Full thanks are due to my loyal helpers, not least also to the mighty and strong gentlemen of the Nordkettenbahn, who contributed so much to the success of the work.

I now ask our dear guests to immortalise themselves in this book by signing and dedicating it, and to spread the word about our ultra-railway home throughout the world.

– Victor Franz Hess

Excerpts from the guestbook

At high altitude

The former construction site hut on Hafelekar

Victor F. Hess has long been searching for a safe high-altitude location with easy access. The former construction site hut on Hafelekar fits the bill.

Hafelekar observatory (built in 1931), around 1960, Innsbruck University Archives

View of the Inn Valley from Hafelekar summit station

The fast and convenient ride up the mountain by cable car makes it possible to conduct continuous scientific research on cosmic rays at an altitude of over 2,200 metres above sea level.

View of the Inn Valley from Hafelekar summit station, 1930s

New instruments

machine for continuous recordings

What was then elaborate equipment is used to automate the readings and thus make continuous recordings.

Hafelekar observatory, 1934

Steinke-Apparatus

This instrument, named after the Königsberg (now Kaliningrad) physicist Eduard G. Steinke, can still be seen in the observatory today. It was used to study cosmic rays in the 1930s.

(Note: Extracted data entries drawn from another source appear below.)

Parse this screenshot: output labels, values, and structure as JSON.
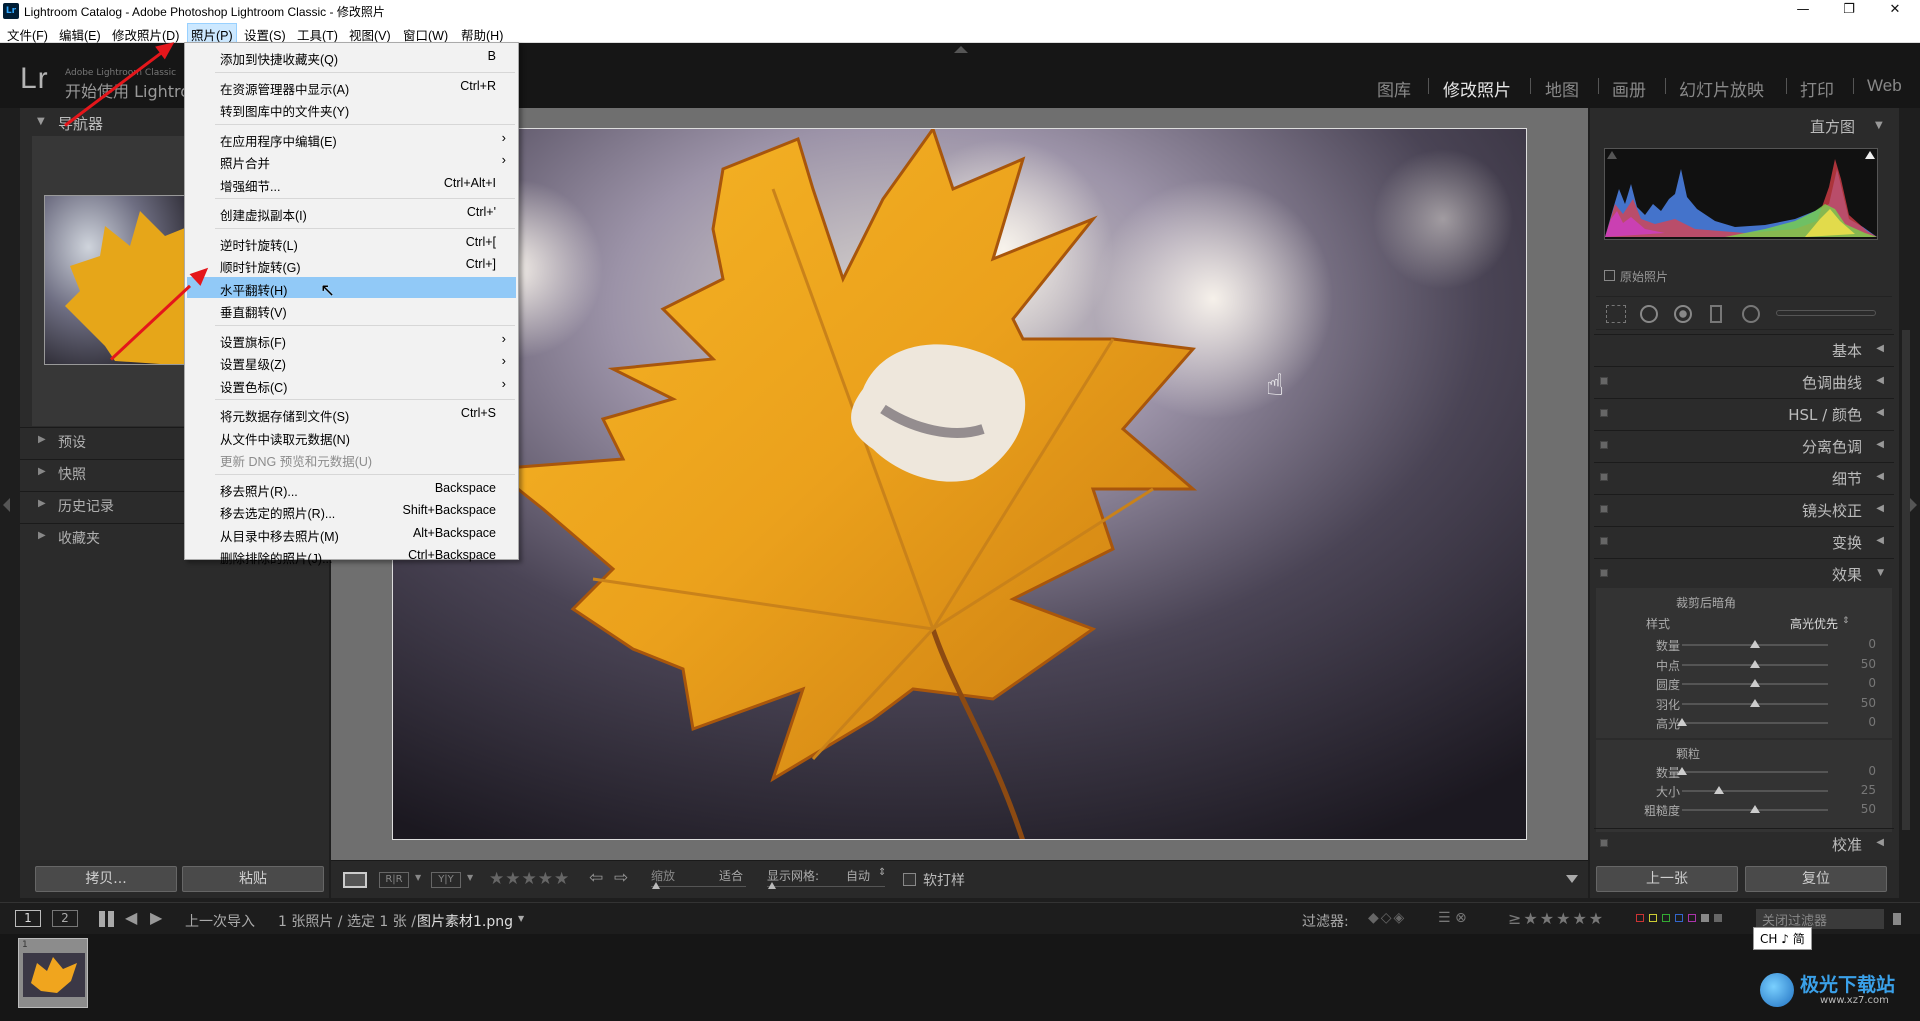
{
  "window": {
    "title": "Lightroom Catalog - Adobe Photoshop Lightroom Classic - 修改照片",
    "app_icon": "Lr"
  },
  "menubar": {
    "items": [
      "文件(F)",
      "编辑(E)",
      "修改照片(D)",
      "照片(P)",
      "设置(S)",
      "工具(T)",
      "视图(V)",
      "窗口(W)",
      "帮助(H)"
    ],
    "active_index": 3
  },
  "identity": {
    "logo": "Lr",
    "product": "Adobe Lightroom Classic",
    "welcome": "开始使用 Lightroom"
  },
  "modules": {
    "items": [
      "图库",
      "修改照片",
      "地图",
      "画册",
      "幻灯片放映",
      "打印",
      "Web"
    ],
    "active": "修改照片"
  },
  "photo_menu": {
    "items": [
      {
        "label": "添加到快捷收藏夹(Q)",
        "shortcut": "B"
      },
      {
        "label": "在资源管理器中显示(A)",
        "shortcut": "Ctrl+R"
      },
      {
        "label": "转到图库中的文件夹(Y)",
        "shortcut": ""
      },
      {
        "label": "在应用程序中编辑(E)",
        "shortcut": "",
        "submenu": true
      },
      {
        "label": "照片合并",
        "shortcut": "",
        "submenu": true
      },
      {
        "label": "增强细节...",
        "shortcut": "Ctrl+Alt+I"
      },
      {
        "label": "创建虚拟副本(I)",
        "shortcut": "Ctrl+'"
      },
      {
        "label": "逆时针旋转(L)",
        "shortcut": "Ctrl+["
      },
      {
        "label": "顺时针旋转(G)",
        "shortcut": "Ctrl+]"
      },
      {
        "label": "水平翻转(H)",
        "shortcut": "",
        "highlighted": true
      },
      {
        "label": "垂直翻转(V)",
        "shortcut": ""
      },
      {
        "label": "设置旗标(F)",
        "shortcut": "",
        "submenu": true
      },
      {
        "label": "设置星级(Z)",
        "shortcut": "",
        "submenu": true
      },
      {
        "label": "设置色标(C)",
        "shortcut": "",
        "submenu": true
      },
      {
        "label": "将元数据存储到文件(S)",
        "shortcut": "Ctrl+S"
      },
      {
        "label": "从文件中读取元数据(N)",
        "shortcut": ""
      },
      {
        "label": "更新 DNG 预览和元数据(U)",
        "shortcut": "",
        "disabled": true
      },
      {
        "label": "移去照片(R)...",
        "shortcut": "Backspace"
      },
      {
        "label": "移去选定的照片(R)...",
        "shortcut": "Shift+Backspace"
      },
      {
        "label": "从目录中移去照片(M)",
        "shortcut": "Alt+Backspace"
      },
      {
        "label": "删除排除的照片(J)...",
        "shortcut": "Ctrl+Backspace"
      }
    ],
    "submenu_arrow": "›"
  },
  "left_panel": {
    "navigator": "导航器",
    "sections": [
      "预设",
      "快照",
      "历史记录",
      "收藏夹"
    ],
    "copy_button": "拷贝...",
    "paste_button": "粘贴"
  },
  "right_panel": {
    "histogram": "直方图",
    "original_photo": "原始照片",
    "sections": [
      "基本",
      "色调曲线",
      "HSL / 颜色",
      "分离色调",
      "细节",
      "镜头校正",
      "变换",
      "效果"
    ],
    "vignette": {
      "title": "裁剪后暗角",
      "style_label": "样式",
      "style_value": "高光优先",
      "sliders": [
        {
          "label": "数量",
          "value": "0",
          "pos": 0.5
        },
        {
          "label": "中点",
          "value": "50",
          "pos": 0.5
        },
        {
          "label": "圆度",
          "value": "0",
          "pos": 0.5
        },
        {
          "label": "羽化",
          "value": "50",
          "pos": 0.5
        },
        {
          "label": "高光",
          "value": "0",
          "pos": 0.0
        }
      ]
    },
    "grain": {
      "title": "颗粒",
      "sliders": [
        {
          "label": "数量",
          "value": "0",
          "pos": 0.0
        },
        {
          "label": "大小",
          "value": "25",
          "pos": 0.25
        },
        {
          "label": "粗糙度",
          "value": "50",
          "pos": 0.5
        }
      ]
    },
    "calibration": "校准",
    "prev_button": "上一张",
    "reset_button": "复位"
  },
  "toolbar": {
    "zoom_label": "缩放",
    "zoom_value": "适合",
    "grid_label": "显示网格:",
    "grid_value": "自动",
    "softproof_label": "软打样",
    "rating_stars": "★★★★★"
  },
  "filmstrip_bar": {
    "page1": "1",
    "page2": "2",
    "source": "上一次导入",
    "count": "1 张照片 / 选定 1 张 /",
    "filename": "图片素材1.png",
    "filter_label": "过滤器:",
    "filter_off": "关闭过滤器",
    "ime": "CH ♪ 简"
  },
  "filmstrip": {
    "thumb_number": "1"
  },
  "watermark": {
    "text": "极光下载站",
    "url": "www.xz7.com"
  }
}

Hafelekar observatory, 1934

Herta Wambacher

Together with her colleague Hertha Wambacher, Marietta Blau, who is Jewish, is able to do valuable research work before she has to flee from the Nazis to Oslo and then to Mexico in 1938.

Hertha Wambacher, Institute for Radium Research, Vienna, 1920s

Discoveries

Marietta Blau

In the 1930s, it is difficult for women to find permanent work as scientists. This is also true of the Jewish physicist Marietta Blau, who works unpaid at the Institute for Radium Research in Vienna.

Marietta Blau, presumably Institute for Radium Research, Vienna, around 1927

photographic plates exposed on Hafelekar

While studying photographic plates exposed on Hafelekar, Marietta Blau and Hertha Wambacher make a sensational discovery: nuclear disintegration triggered by a cosmic ray particle.